New Insights into Plant Uptake of Carbonyl Sulfide Aid Global Carbon Cycle Model
Global Monitoring Division - ESRL-GMD
This story entered on 16th Nov, 2008 07:21:28 PM PST
In a study published in Science on 14 November, NOAA and CIRES scientists and colleagues show that carbonyl sulfide (COS), a trace gas consumed by plants, provides quantitative evidence that gradients of COS during the growing season are controlled by plant uptake during photosynthesis. This in turn provides an independent measure of plant photosynthesis rates crucial for carbon cycle modeling, a constraint heretofore missing in such models.
Background. On average, 40% of the anthropogenic carbon dioxide emitted to the atmosphere each year is absorbed by the land and ocean ecosystems. The terrestrial biosphere is responsible for much of this uptake, but it varies substantially from year-to-year owing to feedbacks between climate, photosynthesis, and respiration that are poorly understood. Climate models incorporate photosynthesis-climate feedbacks, yet tools for validating these critical processes within models on large-scales are lacking.
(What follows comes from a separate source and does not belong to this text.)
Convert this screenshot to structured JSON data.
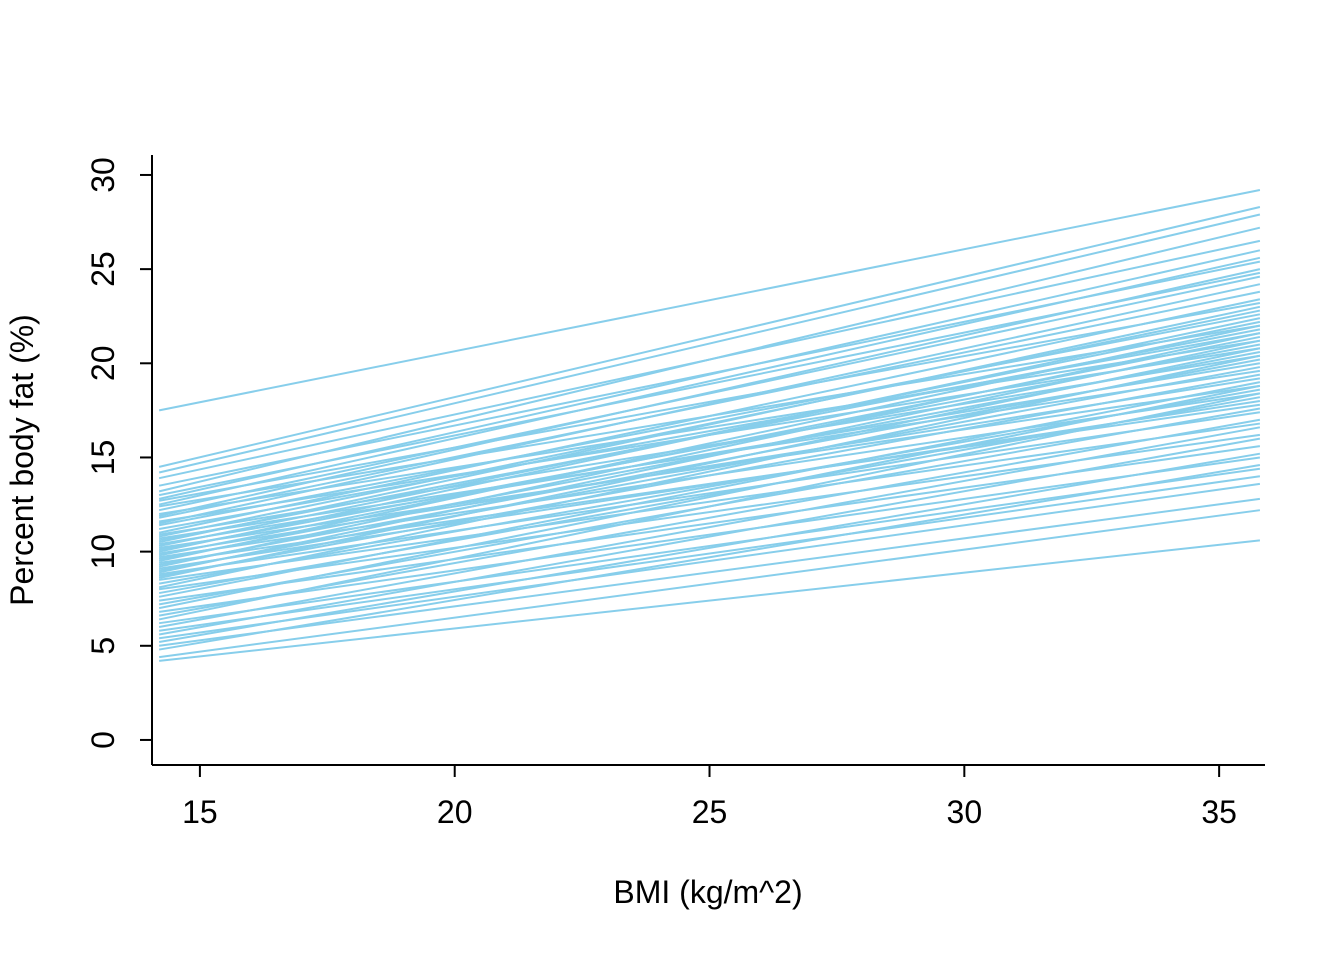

As shown in the paper, tests with sophisticated 3-D model simulations of COS and CO2 over North America show that COS measurements can provide constraints on photosynthesis rates and thereby allow scientists to directly study the sensitivities of the carbon cycle to changes in climate in ways that were not possible previously. The gradient data were obtained from air samples collected across the U.S. from aircraft during a short NASA study and from an ongoing NOAA project.
Importance. Improving our understanding of the feedbacks and sensitivities between the terrestrial carbon cycle and climate is critical for accurately projecting future atmospheric concentrations of CO2. This new study takes an important step forward in describing how COS could improve our understanding of these important feedbacks.